Maria: “I’m a consultant in the area of the education of girls. I love my job. I’m actually very committed to it. I’m the ideologically-sound influence on the band.”

Darren: “Whereas I read books written by male authors. And I have a collection of pornographic leaflets. That’s what the Ampersands are about: pornography and correctness. I really wanna know how those guys actually get a whole fist up their arse.

“I work for the ANZ Bank. I work for all the country branches, consulting for all the people who lend money.”

And who are you a consultant to, Andrew?

Andrew: “I don’t actually make boilers as such, boilermaking’s just the name of the trade itself; I just construct things out of steel.
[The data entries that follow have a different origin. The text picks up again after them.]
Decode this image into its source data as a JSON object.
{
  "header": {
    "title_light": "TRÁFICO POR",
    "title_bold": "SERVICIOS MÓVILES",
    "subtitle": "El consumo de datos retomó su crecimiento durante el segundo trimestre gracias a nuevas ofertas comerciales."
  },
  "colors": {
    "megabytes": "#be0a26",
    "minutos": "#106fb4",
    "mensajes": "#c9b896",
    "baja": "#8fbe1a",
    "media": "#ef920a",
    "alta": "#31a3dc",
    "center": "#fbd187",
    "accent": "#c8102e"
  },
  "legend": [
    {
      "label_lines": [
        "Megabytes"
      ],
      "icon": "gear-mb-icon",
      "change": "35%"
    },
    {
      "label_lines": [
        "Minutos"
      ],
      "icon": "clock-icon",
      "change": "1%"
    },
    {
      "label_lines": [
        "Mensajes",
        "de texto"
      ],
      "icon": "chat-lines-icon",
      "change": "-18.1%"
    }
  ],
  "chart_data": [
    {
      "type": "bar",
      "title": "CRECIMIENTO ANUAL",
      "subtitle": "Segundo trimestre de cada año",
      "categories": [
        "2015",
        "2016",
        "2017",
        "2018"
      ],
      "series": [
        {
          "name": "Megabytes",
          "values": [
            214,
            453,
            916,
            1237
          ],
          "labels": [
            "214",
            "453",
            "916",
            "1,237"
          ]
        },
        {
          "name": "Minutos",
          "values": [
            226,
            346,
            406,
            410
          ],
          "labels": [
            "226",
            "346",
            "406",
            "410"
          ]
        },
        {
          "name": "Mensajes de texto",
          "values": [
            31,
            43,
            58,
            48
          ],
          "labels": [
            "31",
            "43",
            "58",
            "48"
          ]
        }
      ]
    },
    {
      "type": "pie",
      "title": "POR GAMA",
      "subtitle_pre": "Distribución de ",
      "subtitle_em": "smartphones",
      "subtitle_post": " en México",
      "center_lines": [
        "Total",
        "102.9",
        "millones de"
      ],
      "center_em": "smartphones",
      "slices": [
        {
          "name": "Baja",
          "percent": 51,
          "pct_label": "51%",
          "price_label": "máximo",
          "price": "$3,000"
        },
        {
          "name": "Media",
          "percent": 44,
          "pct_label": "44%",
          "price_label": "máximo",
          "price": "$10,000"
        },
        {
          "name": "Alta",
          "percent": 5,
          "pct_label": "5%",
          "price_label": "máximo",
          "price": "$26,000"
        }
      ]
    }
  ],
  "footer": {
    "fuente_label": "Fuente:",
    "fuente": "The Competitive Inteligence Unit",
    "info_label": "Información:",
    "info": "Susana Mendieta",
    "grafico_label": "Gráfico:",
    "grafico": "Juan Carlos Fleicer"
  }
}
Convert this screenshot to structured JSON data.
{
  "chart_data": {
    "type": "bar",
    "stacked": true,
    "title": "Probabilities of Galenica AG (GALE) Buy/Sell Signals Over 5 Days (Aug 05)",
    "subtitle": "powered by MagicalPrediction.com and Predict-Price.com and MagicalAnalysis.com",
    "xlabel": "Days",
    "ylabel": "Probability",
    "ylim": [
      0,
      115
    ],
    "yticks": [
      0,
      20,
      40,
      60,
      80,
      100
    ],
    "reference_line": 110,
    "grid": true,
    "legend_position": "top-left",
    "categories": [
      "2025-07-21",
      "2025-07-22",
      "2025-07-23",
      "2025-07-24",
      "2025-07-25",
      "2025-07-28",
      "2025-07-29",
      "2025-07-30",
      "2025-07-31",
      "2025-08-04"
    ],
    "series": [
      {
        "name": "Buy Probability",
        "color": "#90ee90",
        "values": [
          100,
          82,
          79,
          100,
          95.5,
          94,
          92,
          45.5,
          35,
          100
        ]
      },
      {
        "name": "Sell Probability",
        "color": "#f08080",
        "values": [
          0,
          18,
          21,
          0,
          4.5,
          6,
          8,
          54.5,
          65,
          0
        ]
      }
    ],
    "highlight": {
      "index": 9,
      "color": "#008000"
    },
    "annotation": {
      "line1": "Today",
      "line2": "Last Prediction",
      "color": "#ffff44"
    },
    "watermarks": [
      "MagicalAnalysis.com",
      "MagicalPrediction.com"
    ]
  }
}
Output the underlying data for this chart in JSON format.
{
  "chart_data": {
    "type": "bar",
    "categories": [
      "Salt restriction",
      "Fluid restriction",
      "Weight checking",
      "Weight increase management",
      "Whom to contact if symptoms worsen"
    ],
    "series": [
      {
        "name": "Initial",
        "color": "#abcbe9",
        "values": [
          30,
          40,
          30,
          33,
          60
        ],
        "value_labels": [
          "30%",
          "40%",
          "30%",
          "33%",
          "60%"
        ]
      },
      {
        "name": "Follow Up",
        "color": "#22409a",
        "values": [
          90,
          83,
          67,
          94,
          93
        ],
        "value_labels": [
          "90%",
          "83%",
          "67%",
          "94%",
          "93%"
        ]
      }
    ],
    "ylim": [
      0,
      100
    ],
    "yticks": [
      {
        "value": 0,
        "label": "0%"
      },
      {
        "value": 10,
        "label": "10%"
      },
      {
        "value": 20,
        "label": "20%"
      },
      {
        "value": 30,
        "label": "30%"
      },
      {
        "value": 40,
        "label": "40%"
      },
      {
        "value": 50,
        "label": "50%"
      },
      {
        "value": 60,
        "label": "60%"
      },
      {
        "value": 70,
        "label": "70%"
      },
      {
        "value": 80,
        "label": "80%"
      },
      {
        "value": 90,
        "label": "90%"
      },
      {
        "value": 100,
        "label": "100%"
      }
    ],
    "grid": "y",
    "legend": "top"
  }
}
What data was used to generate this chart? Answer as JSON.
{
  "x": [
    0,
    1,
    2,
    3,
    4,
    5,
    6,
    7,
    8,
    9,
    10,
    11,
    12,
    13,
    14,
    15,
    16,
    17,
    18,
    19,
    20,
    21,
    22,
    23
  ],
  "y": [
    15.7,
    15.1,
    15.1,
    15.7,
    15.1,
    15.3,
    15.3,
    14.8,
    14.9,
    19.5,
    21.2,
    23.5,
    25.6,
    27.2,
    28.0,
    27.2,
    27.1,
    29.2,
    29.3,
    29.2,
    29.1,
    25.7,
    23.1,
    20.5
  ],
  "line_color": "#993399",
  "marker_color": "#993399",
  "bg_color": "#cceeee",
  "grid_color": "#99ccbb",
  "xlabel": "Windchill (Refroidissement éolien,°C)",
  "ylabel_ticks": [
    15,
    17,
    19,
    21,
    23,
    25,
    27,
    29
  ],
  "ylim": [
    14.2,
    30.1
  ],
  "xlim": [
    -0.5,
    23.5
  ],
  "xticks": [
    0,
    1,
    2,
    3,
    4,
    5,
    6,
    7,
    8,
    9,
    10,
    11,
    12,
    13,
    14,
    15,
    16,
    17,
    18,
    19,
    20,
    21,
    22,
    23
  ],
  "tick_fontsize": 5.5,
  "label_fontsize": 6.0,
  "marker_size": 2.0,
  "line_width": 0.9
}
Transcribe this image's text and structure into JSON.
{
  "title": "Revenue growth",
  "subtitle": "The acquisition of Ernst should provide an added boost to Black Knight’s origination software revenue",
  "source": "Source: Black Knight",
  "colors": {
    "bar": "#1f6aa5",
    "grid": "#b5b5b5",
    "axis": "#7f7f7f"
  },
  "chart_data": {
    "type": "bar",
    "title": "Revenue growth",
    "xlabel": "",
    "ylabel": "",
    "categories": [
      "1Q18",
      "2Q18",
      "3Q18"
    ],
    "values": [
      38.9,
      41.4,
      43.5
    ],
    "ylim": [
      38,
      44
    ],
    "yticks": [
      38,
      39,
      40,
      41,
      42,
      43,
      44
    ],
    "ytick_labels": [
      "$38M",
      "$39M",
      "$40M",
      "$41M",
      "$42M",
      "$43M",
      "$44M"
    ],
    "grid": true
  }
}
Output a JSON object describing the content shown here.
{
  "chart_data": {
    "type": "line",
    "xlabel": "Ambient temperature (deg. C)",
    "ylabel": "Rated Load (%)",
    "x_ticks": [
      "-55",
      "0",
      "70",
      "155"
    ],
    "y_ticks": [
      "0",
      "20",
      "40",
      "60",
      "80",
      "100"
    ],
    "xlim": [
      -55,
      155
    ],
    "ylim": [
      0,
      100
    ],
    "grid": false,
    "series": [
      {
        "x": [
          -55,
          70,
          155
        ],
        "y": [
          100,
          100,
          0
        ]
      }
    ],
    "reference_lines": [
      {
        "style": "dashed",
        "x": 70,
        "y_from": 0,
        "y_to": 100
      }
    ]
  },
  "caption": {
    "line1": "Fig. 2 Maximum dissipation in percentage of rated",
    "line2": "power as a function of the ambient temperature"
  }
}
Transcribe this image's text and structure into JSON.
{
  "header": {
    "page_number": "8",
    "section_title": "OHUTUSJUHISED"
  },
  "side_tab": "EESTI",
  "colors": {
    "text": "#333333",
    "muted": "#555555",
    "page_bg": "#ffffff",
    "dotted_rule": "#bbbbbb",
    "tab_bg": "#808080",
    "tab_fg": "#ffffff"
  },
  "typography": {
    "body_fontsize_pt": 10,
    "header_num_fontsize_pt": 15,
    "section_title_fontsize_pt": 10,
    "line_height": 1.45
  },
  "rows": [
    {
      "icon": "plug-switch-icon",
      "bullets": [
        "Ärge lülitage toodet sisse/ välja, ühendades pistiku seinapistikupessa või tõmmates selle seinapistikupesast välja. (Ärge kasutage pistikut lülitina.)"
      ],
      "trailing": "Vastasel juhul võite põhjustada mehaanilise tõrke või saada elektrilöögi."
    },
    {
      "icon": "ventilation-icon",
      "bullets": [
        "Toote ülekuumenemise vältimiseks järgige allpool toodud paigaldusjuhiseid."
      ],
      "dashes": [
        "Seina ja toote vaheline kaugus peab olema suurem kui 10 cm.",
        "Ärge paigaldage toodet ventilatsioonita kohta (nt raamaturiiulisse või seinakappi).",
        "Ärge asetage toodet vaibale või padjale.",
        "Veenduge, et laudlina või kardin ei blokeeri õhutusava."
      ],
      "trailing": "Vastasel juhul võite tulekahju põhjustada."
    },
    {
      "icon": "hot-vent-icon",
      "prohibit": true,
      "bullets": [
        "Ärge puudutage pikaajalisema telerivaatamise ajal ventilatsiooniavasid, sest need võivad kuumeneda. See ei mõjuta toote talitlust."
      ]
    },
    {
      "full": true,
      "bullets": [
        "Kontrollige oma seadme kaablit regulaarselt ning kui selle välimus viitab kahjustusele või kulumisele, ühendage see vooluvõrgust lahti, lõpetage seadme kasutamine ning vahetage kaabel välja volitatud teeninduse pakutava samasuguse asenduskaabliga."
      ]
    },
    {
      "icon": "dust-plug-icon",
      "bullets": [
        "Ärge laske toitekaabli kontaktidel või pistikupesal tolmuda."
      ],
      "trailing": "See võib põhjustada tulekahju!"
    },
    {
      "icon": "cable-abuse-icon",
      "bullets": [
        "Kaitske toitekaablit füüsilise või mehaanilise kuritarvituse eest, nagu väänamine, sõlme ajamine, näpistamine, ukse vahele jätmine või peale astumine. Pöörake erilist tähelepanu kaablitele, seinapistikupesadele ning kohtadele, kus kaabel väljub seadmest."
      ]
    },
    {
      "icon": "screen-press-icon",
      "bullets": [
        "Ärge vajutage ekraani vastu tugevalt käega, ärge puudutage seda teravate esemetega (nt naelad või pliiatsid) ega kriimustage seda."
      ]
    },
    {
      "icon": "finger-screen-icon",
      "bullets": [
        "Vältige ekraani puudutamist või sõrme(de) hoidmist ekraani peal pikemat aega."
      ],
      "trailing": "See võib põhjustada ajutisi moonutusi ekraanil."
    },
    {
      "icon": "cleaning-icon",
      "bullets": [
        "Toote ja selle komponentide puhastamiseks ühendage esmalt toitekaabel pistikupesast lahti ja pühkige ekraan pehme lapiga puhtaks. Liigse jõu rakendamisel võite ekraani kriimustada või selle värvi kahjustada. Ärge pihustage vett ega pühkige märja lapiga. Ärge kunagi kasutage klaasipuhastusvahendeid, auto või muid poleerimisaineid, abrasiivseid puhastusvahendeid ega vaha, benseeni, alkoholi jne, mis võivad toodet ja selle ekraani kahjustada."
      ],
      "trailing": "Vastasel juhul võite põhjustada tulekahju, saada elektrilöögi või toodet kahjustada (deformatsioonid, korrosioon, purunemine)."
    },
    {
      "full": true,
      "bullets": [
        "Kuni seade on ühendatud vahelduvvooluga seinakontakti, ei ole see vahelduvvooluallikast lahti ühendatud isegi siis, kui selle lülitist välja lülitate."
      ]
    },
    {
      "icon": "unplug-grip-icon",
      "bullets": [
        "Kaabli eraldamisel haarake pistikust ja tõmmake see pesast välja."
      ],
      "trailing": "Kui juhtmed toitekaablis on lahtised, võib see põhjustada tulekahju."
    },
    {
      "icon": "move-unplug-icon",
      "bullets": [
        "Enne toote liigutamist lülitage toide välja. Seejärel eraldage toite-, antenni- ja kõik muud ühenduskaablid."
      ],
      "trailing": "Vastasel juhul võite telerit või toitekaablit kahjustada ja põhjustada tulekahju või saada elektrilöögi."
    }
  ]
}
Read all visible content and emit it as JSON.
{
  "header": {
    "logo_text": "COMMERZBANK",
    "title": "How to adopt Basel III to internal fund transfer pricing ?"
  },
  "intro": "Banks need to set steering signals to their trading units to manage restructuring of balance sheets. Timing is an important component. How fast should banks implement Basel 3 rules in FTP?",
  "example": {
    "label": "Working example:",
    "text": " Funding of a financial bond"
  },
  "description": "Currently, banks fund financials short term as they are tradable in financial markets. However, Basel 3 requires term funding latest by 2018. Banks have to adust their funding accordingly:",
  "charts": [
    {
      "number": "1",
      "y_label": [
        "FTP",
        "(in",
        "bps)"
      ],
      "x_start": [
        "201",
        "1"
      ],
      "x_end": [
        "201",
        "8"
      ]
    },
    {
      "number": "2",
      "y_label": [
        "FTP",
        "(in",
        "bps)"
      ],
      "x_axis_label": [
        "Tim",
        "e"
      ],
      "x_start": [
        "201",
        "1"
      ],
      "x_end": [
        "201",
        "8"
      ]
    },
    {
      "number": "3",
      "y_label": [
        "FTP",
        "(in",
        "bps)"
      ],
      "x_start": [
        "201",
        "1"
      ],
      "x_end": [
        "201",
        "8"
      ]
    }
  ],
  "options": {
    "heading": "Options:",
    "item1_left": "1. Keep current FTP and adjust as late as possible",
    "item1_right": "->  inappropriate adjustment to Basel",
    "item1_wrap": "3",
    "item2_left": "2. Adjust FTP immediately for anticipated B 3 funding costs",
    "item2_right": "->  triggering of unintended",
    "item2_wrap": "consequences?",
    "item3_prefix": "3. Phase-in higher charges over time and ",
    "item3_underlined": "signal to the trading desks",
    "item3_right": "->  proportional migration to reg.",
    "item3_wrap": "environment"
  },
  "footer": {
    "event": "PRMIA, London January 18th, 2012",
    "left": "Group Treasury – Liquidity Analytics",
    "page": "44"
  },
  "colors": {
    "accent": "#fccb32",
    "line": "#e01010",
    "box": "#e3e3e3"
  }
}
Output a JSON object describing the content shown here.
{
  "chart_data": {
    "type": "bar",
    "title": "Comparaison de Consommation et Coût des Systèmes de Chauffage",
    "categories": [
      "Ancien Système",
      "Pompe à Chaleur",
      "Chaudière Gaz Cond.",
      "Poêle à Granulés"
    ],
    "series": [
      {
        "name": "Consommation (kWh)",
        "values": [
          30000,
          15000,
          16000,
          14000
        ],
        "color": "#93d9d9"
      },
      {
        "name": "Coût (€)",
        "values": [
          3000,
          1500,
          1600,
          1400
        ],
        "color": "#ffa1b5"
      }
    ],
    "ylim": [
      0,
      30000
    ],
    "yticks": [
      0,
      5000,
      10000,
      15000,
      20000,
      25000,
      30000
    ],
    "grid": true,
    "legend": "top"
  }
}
I try to convince myself that I don’t like it, but I really don’t mind. It’s good fun to make things — grown-up Meccano or something.”

Darren: “Every band should have a mike stand made by Andrew.”

Maria: “If you can lift it.”

Andrew: “I’d like to see the singer of Pearl Jam smash one of my mike stands.”


Since this interview, Andrew has left the band but is finishing up his stuff on the album. Write to YSOMHHP for the first one (remember return postage on the tape!) and release the second one if you’re a label. Thank you.


[1]Famed member of the Zeeeeen! collective, based in the Victorian country town of Leongatha, about seventy kilometres out of Melbourne. Member of Girl Of The World and the mind behind Cat’s Miaow.

[2]You’re Standing On My Hula Hoop Productions produced ten issues of Zeeeeen! and a pile of cassettes from 1989 to 1991. Write for a list: 66 Newry Street, Fitzroy North 3068.

[3]Tape through YSOMHHP.

[4]Tape through YSOMHHP.

[5]Try Toytown, PO Box 295, St Kilda 3182 — SASE for full catalogue.

[6]Tape through YSOMHHP.

[7]PO Box 649, Cambridge MA 02238, USA.

[8]Caveat Emptor by the Cannanes, recorded in 1991 and released 1993 on Feel Good All Over.


2012 note: Darren's put the Ampersands stuff up on his Soundcloud.